In the spring semester of 2026, Tongji University will award the Li Dehua & Luo Xiaowei Design Chair to Professor Robert Greenwood. The conferring ceremony and lecture, titled Architecture: the Art of Prepositions, will be held at 18:30 on March 5, 2026, in the Bell Auditorium of the College of Architecture and Urban Planning.
Time: 18:30, March 5, 2026
Venue: The Bell Auditorium, Building B, CAUP

Robert Greenwood, Partner and Director for Asia Pacific at Snøhetta
Robert Greenwood joined Snøhetta in 1993 and played a central role in the design and construction of the Bibliotheca Alexandrina in Egypt. In 2006, Robert became Partner and Director for Asia Pacific, overseeing Snøhetta's international projects. Greenwood's selected projects at Snøhetta include the Bibliotheca Alexandrina in Alexandria, The National September 11 Memorial Museum Pavilion in New York City, Shanghai Grand Opera House, Shanghai East Nanjing Road Extension, Hangzhou Qiantang Bay Art Museum, Beijing Library, AIRSIDE in Hong Kong, King Abdulaziz Centre for World Culture in Dhahran, Qasr Al Hokm Metro Station in Riyadh, Banque Libano Francaise HQ in Beirut, Busan Opera House, Shibuya Upper West Project in Tokyo, and among others. Alongside his design practice, Robert has been deeply committed to architectural education and research. He has lectured at numerous educational institutions and design festivals around the globe, such as Oslo School of Architecture and Design, Bergen School of Architecture, IE University in Madrid, Tongji University in Shanghai, YACademy in Bologna, Seoul Biennale of Architecture and Urbanism 2023 and so forth.

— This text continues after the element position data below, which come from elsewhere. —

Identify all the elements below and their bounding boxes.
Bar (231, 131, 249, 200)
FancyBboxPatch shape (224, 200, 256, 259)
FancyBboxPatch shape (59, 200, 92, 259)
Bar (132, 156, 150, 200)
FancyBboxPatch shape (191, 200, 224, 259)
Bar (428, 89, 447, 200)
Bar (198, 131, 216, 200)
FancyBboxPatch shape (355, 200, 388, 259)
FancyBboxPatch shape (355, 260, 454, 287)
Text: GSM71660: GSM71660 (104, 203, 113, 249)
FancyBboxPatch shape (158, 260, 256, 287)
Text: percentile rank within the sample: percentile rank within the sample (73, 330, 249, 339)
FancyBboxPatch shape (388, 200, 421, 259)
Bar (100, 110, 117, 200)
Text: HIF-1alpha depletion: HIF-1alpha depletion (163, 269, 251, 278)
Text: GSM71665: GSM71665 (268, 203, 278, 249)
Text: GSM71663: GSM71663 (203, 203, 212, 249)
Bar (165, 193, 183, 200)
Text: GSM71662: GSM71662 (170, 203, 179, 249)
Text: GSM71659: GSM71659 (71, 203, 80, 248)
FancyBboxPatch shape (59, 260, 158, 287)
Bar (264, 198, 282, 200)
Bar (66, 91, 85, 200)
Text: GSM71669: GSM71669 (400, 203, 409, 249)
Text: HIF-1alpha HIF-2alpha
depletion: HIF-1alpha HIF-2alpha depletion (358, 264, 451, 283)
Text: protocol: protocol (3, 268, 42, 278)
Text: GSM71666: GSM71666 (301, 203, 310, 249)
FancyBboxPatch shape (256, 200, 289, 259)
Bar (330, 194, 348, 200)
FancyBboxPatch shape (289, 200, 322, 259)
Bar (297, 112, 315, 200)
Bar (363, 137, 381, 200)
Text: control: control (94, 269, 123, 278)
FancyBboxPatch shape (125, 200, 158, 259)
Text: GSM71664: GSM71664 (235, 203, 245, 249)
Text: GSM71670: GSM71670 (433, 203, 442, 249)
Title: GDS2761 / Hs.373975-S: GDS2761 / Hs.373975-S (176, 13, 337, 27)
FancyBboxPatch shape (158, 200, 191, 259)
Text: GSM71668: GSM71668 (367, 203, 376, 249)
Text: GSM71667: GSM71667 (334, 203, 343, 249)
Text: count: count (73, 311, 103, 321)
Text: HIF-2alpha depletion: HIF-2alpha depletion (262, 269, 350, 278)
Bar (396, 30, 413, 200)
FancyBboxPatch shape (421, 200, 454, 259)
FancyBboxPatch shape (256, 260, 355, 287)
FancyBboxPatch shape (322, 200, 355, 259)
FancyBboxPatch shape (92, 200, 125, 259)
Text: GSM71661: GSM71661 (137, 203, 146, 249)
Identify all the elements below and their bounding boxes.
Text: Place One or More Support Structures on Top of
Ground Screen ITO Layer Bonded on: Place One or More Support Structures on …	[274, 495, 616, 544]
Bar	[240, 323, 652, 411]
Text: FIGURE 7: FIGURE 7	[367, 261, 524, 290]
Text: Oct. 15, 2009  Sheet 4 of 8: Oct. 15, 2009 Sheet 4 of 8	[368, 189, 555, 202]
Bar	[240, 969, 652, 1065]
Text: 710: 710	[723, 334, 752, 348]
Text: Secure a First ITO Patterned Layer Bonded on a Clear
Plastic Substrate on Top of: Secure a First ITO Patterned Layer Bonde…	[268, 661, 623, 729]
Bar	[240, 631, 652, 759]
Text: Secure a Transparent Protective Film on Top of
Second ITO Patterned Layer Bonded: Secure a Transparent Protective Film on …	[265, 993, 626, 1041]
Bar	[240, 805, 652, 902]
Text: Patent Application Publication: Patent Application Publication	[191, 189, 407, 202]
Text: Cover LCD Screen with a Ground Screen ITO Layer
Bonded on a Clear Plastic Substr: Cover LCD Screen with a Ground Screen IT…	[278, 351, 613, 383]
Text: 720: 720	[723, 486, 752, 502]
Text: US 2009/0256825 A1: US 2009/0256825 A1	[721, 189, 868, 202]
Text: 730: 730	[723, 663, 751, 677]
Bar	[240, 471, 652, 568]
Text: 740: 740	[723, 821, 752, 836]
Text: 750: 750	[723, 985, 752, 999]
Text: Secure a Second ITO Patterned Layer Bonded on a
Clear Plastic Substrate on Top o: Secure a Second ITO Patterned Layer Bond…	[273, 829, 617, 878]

Robert Greenwood is Partner and Director for Asia Pacific at Snøhetta. The College of Architecture and Urban Planning has appointed Cheng Gong (Studio Director China at Snøhetta) and Martin Gran (Managing Director at Snøhetta Foundation) as Design Instructors. Led by Robert Greenwood, the teaching team will conduct postgraduate design studios in the 2026 spring semester under the theme “Sensing Space”.
Under the title Sensing Space, the studio seeks to cultivate embodied spatial literacy while linking architectural education to issues of educational equity, access, and cultural continuity. This semester-long course approaches space as something we sense and negotiate with our bodies—not merely something we draw. Integrating the Sensing Space educational program with Snøhetta's design methodology, the studio challenges students to work on a single site and develop a three-part program. The overarching goal is to explore how architecture can strengthen learning, culture, and community.